The environment is MariaDB 10.6.8, via Amazon RDS. We have all 'admin' rights but not SUPER on AWS databases.
I have a view in an application that has it's data stored in a single schema. We use non-root/admin accounts to access that data. I get an error restoring the backup from AWS:
ERROR 1227 (42000) at line 53347: Access denied; you need (at least one of) the SUPER, SET USER privilege(s) for this operation
A logged on user (programatically), not the 'root' / admin account, created a view:
DROP TABLE IF EXISTS `v_approvals`;
DROP VIEW IF EXISTS `v_approvals`;
CREATE VIEW `v_approvals` AS WITH url_bases(`reference_type`,`base_url`) AS ...

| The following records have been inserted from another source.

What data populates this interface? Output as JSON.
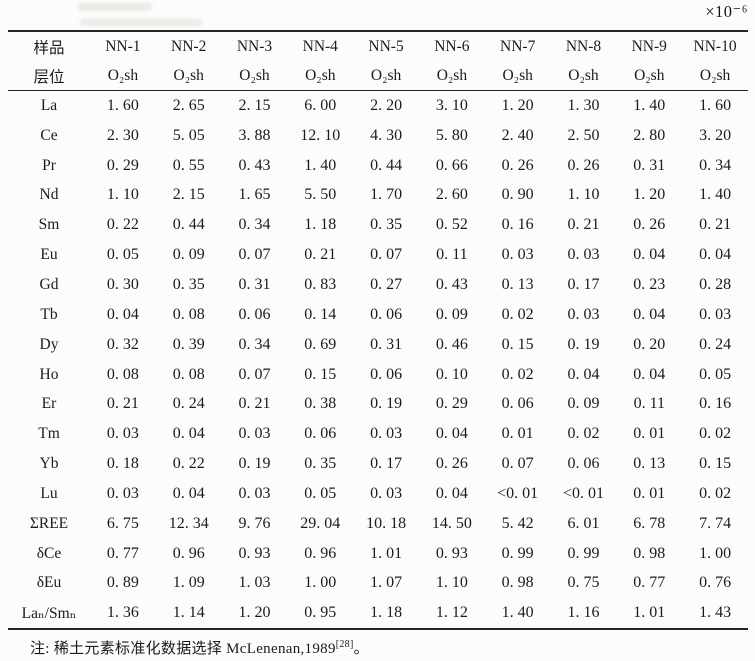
{
  "unit_label": "×10⁻⁶",
  "table": {
    "header": {
      "sample_label": "样品",
      "horizon_label": "层位",
      "samples": [
        "NN-1",
        "NN-2",
        "NN-3",
        "NN-4",
        "NN-5",
        "NN-6",
        "NN-7",
        "NN-8",
        "NN-9",
        "NN-10"
      ],
      "horizon": "O₂sh"
    },
    "rows": [
      {
        "label": "La",
        "values": [
          "1. 60",
          "2. 65",
          "2. 15",
          "6. 00",
          "2. 20",
          "3. 10",
          "1. 20",
          "1. 30",
          "1. 40",
          "1. 60"
        ]
      },
      {
        "label": "Ce",
        "values": [
          "2. 30",
          "5. 05",
          "3. 88",
          "12. 10",
          "4. 30",
          "5. 80",
          "2. 40",
          "2. 50",
          "2. 80",
          "3. 20"
        ]
      },
      {
        "label": "Pr",
        "values": [
          "0. 29",
          "0. 55",
          "0. 43",
          "1. 40",
          "0. 44",
          "0. 66",
          "0. 26",
          "0. 26",
          "0. 31",
          "0. 34"
        ]
      },
      {
        "label": "Nd",
        "values": [
          "1. 10",
          "2. 15",
          "1. 65",
          "5. 50",
          "1. 70",
          "2. 60",
          "0. 90",
          "1. 10",
          "1. 20",
          "1. 40"
        ]
      },
      {
        "label": "Sm",
        "values": [
          "0. 22",
          "0. 44",
          "0. 34",
          "1. 18",
          "0. 35",
          "0. 52",
          "0. 16",
          "0. 21",
          "0. 26",
          "0. 21"
        ]
      },
      {
        "label": "Eu",
        "values": [
          "0. 05",
          "0. 09",
          "0. 07",
          "0. 21",
          "0. 07",
          "0. 11",
          "0. 03",
          "0. 03",
          "0. 04",
          "0. 04"
        ]
      },
      {
        "label": "Gd",
        "values": [
          "0. 30",
          "0. 35",
          "0. 31",
          "0. 83",
          "0. 27",
          "0. 43",
          "0. 13",
          "0. 17",
          "0. 23",
          "0. 28"
        ]
      },
      {
        "label": "Tb",
        "values": [
          "0. 04",
          "0. 08",
          "0. 06",
          "0. 14",
          "0. 06",
          "0. 09",
          "0. 02",
          "0. 03",
          "0. 04",
          "0. 03"
        ]
      },
      {
        "label": "Dy",
        "values": [
          "0. 32",
          "0. 39",
          "0. 34",
          "0. 69",
          "0. 31",
          "0. 46",
          "0. 15",
          "0. 19",
          "0. 20",
          "0. 24"
        ]
      },
      {
        "label": "Ho",
        "values": [
          "0. 08",
          "0. 08",
          "0. 07",
          "0. 15",
          "0. 06",
          "0. 10",
          "0. 02",
          "0. 04",
          "0. 04",
          "0. 05"
        ]
      },
      {
        "label": "Er",
        "values": [
          "0. 21",
          "0. 24",
          "0. 21",
          "0. 38",
          "0. 19",
          "0. 29",
          "0. 06",
          "0. 09",
          "0. 11",
          "0. 16"
        ]
      },
      {
        "label": "Tm",
        "values": [
          "0. 03",
          "0. 04",
          "0. 03",
          "0. 06",
          "0. 03",
          "0. 04",
          "0. 01",
          "0. 02",
          "0. 01",
          "0. 02"
        ]
      },
      {
        "label": "Yb",
        "values": [
          "0. 18",
          "0. 22",
          "0. 19",
          "0. 35",
          "0. 17",
          "0. 26",
          "0. 07",
          "0. 06",
          "0. 13",
          "0. 15"
        ]
      },
      {
        "label": "Lu",
        "values": [
          "0. 03",
          "0. 04",
          "0. 03",
          "0. 05",
          "0. 03",
          "0. 04",
          "<0. 01",
          "<0. 01",
          "0. 01",
          "0. 02"
        ]
      },
      {
        "label": "ΣREE",
        "values": [
          "6. 75",
          "12. 34",
          "9. 76",
          "29. 04",
          "10. 18",
          "14. 50",
          "5. 42",
          "6. 01",
          "6. 78",
          "7. 74"
        ]
      },
      {
        "label": "δCe",
        "values": [
          "0. 77",
          "0. 96",
          "0. 93",
          "0. 96",
          "1. 01",
          "0. 93",
          "0. 99",
          "0. 99",
          "0. 98",
          "1. 00"
        ]
      },
      {
        "label": "δEu",
        "values": [
          "0. 89",
          "1. 09",
          "1. 03",
          "1. 00",
          "1. 07",
          "1. 10",
          "0. 98",
          "0. 75",
          "0. 77",
          "0. 76"
        ]
      },
      {
        "label": "Laₙ/Smₙ",
        "values": [
          "1. 36",
          "1. 14",
          "1. 20",
          "0. 95",
          "1. 18",
          "1. 12",
          "1. 40",
          "1. 16",
          "1. 01",
          "1. 43"
        ]
      }
    ]
  },
  "footnote": {
    "text": "注: 稀土元素标准化数据选择 McLenenan,1989",
    "ref": "[28]",
    "end": "。"
  }
}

However, when that SQL file is backed up, and the CI/CD routines try to restore it, we get the above error.
This is what is actually in the backup file:
/*!50001 DROP TABLE IF EXISTS `v_approvals`*/;
/*!50001 DROP VIEW IF EXISTS `v_approvals`*/;
...
/*!50001 CREATE ALGORITHM=UNDEFINED */
/*!50013 DEFINER=`our_app`@`172.15.3.81` SQL SECURITY DEFINER */
/*!50001 VIEW `v_approvals` AS with url_bases(`reference_type`,`base_url`)
The IP that goes with the user is the production IP. We use the same user, but obviously a different IP on the other instances.
So the RDS error makes sense, you'd need SUPER to create that view definition, but it's not needed! We just need a view in the same schema as all of the tables it references.
Why does the mysqldump backup insert the DEFINER row? How do I get the SQL backup to NOT do that?
The backup command is:
mysqldump -h rdshost.casdfas.us-west-1.rds.amazonaws.com \
-u replicator --password=${{ secrets.PROD_DB_REPLICATOR_PW }} \
--databases our_app > PROD_2_SANDBOX.sql
Where "replicator" is an account that has read, but no create authority on the production database.
All tables and data are exported/created fine. This app doesn't use views, so this is the first time we've stumbled on the issue.
I could use sed/awk to remove that line, but it seems weird to have to pre-process a backup file.